どこかで聞いたことがあるような無いような…と
白川さんの視線を辿って振り返ってみれば
そのワカゾーくんは、あろうことかドキッとするほどのハンサムで
年齢に似あわない艶と気品がある。
軽く、否、かなりヤバイ…かも。
「おかえりなさいませ」
「なんだ、白川。まだ居たのか?」
「いえ、只今失礼するところです。」
「そうか。今からだと…遅くなるな。気をつけて戻れよ」
「はい。お気遣い、痛み入ります」
自分よりもうんと年上の御仁にこの口の利き方はどうかと思う。
前言撤回して一喝してやりたいところだけれど
これは彼の育ちのなせる業。こういう環境で育ち
こういう環境で生きて行く彼の、一種の処世術なのかもしれない。
でも、ただ威張りたおしてるというわけでなく
使用人に対する気遣いが言葉の端々にも視線にも溢れている。
そしてその労わりの視線を受け止める老紳士もまた
若い主人への敬愛と信頼が全身からにじみ出ている。
その様子からしても このワカゾーくんは
お金に物を言わす傲慢でアホな成金のお坊ちゃまとは違うようだ。
「親父とお袋によろしく伝えてくれ」
「かしこまりました。何かありましたら、すぐに戻りますのでご連絡を」
「大丈夫だ。もう子供じゃない。心配するな」
「そう・・・でしたね。失礼いたしました」
いいんだ、と白川さんの肩を軽く叩きながら若い主は言葉を続けた。
「お前も休暇を楽しめよ?」
「ありがとうございます。坊ちゃまも」
「だから!もうその呼び方はやめろと言っただろう?」
「申し訳ございません。つい・・・」
と一礼した白川さんに彼が向けた
花が綻んだような微笑みに私の胸がどきんとはねる。
すさまじくハンサムだけど、笑うと意外と可愛いこの笑顔に感じた
曖昧な既視感を記憶の中に追う。
どこかで・・・
・・・どこだっただろう?
「という事で、こちらが本日より優登さまのお世話をいたします」
記憶を探ることに意識を集中させていた私は
白川さんに さぁと背を促されて我に返る。
「あ、綾瀬香子です。
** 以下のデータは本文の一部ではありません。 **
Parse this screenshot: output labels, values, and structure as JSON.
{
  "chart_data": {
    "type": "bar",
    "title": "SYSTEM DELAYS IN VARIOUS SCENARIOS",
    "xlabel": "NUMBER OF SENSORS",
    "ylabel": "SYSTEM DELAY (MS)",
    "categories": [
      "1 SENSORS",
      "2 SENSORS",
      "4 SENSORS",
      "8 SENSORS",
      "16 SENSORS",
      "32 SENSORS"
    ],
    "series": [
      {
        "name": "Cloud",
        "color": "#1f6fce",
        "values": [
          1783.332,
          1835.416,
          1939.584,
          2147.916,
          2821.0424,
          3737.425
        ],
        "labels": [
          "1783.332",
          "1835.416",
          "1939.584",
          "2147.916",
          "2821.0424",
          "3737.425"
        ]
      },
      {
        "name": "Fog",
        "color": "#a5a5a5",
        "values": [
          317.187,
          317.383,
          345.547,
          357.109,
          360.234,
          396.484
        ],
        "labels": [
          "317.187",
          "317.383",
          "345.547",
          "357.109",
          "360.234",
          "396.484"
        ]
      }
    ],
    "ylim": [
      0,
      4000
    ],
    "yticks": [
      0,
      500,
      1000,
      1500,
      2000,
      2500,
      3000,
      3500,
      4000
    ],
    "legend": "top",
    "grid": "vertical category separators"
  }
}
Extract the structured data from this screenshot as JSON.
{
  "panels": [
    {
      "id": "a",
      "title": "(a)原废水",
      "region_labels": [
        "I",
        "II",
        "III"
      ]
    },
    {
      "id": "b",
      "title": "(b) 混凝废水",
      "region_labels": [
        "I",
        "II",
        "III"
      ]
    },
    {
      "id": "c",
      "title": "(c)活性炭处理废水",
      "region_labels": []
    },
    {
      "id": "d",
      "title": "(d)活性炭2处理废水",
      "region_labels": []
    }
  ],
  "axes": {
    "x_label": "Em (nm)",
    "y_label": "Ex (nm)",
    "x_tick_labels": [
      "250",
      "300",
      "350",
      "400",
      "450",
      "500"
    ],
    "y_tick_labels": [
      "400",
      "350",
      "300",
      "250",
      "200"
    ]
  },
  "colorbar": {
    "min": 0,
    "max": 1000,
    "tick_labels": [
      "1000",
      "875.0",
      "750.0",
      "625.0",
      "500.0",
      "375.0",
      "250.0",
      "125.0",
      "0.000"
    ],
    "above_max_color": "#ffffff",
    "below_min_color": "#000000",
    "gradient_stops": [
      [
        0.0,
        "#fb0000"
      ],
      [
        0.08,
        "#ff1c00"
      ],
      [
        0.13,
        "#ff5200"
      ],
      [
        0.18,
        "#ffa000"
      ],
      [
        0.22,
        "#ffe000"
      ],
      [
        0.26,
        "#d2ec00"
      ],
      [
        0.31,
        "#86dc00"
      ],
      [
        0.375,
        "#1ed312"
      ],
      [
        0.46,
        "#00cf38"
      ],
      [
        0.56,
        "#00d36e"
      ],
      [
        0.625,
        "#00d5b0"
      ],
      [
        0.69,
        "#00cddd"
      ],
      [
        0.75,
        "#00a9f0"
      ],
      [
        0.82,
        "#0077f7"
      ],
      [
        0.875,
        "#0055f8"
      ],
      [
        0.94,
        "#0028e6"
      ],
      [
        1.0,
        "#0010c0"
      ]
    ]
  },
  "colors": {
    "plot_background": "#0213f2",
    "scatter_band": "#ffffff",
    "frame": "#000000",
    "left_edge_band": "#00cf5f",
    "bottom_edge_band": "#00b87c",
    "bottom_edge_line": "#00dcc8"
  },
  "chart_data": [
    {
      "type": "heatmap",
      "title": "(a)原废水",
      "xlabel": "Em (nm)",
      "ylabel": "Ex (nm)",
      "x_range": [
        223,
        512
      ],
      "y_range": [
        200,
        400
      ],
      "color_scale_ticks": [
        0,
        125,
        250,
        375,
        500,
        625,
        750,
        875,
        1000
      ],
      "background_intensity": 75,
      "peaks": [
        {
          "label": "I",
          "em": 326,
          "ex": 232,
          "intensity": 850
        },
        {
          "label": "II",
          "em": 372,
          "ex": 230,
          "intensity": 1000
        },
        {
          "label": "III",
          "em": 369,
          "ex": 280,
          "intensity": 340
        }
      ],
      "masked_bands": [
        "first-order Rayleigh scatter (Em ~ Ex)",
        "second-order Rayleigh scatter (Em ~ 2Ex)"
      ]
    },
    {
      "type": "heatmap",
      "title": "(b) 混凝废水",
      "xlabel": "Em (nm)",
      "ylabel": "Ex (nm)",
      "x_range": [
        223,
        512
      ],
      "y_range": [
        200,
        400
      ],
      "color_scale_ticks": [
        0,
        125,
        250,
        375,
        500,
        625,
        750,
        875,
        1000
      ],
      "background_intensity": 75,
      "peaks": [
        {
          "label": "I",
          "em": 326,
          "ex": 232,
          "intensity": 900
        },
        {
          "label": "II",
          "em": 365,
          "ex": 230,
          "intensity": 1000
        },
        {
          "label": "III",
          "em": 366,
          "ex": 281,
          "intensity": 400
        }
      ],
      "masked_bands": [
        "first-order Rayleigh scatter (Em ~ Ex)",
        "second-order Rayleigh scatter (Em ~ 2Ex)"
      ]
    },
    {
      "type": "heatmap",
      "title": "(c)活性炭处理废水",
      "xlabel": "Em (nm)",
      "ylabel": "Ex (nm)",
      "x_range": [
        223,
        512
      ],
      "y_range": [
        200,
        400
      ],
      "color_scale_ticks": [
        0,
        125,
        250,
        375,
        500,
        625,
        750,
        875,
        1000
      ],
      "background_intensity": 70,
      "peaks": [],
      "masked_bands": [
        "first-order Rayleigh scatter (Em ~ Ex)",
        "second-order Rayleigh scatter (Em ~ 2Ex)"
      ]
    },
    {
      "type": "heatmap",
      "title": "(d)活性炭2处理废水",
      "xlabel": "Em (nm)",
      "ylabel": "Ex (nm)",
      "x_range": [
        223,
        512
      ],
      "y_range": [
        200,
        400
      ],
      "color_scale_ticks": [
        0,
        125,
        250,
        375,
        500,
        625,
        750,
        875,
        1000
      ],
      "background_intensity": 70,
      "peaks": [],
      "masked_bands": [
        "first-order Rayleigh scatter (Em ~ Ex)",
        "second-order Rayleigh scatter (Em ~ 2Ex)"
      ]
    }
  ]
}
よろしくお願いいたします」
目の前のハンサムなご主人さまは
手にした身上書と私を交互に見比べて、32ね、と小さく鼻で笑った。
・・・悪かったわね、32で!
と、私が思わず睨んでしまったことに気づいてはいても
特に気にも留めない様子のご主人様は 身上書を白川さんに手渡した。
「いつものを部屋へ運んでくれ」
「かしこまりました」
絶妙のタイミングと腰から30度の角度の美しい会釈で
ご主人様に応えたのは隣に立つ白川さん。
この美しい所作には感嘆のため息が出る。
執事というよりも品の良い紳士のお手本みたいな人だから
これからは、こっそりムッシュと呼ぶことに決めよう。
そのムッシュ白川は30度の会釈をしたままで
歩み去る主人の背中を見送った後、「それでは、綾瀬さん」と
私へと向き直ると、柔和なお人柄そのままの笑顔で
「優登様のお部屋へお茶をお持ちしてください。後はよろしくお願いします」と
言い置いて重い扉の向こうへと消えていった。
『外出から戻られたら紅茶』
さっきの申し送りの一番最初に言われたことだ。
いつもの、とはこのことなんだ。覚えておこう。
よし、と小さくため息をついて腕の時計を見れば17時半を少し過ぎたところだった。
いけない!食事の支度にかからないと間に合わない。
『優登様は出来あいの食品やレトルト食品、冷凍食品などは
一切お召し上がりにはなりません』
またしてもムッシュ白川の声が脳裏を過ぎる。
厳選素材で一から手作り、か。こりゃ大変だ。急がなきゃ。
庭の作業用の薄緑のツナギを着替える為に
私はあてがわれた自分の部屋へ駆け込んだ。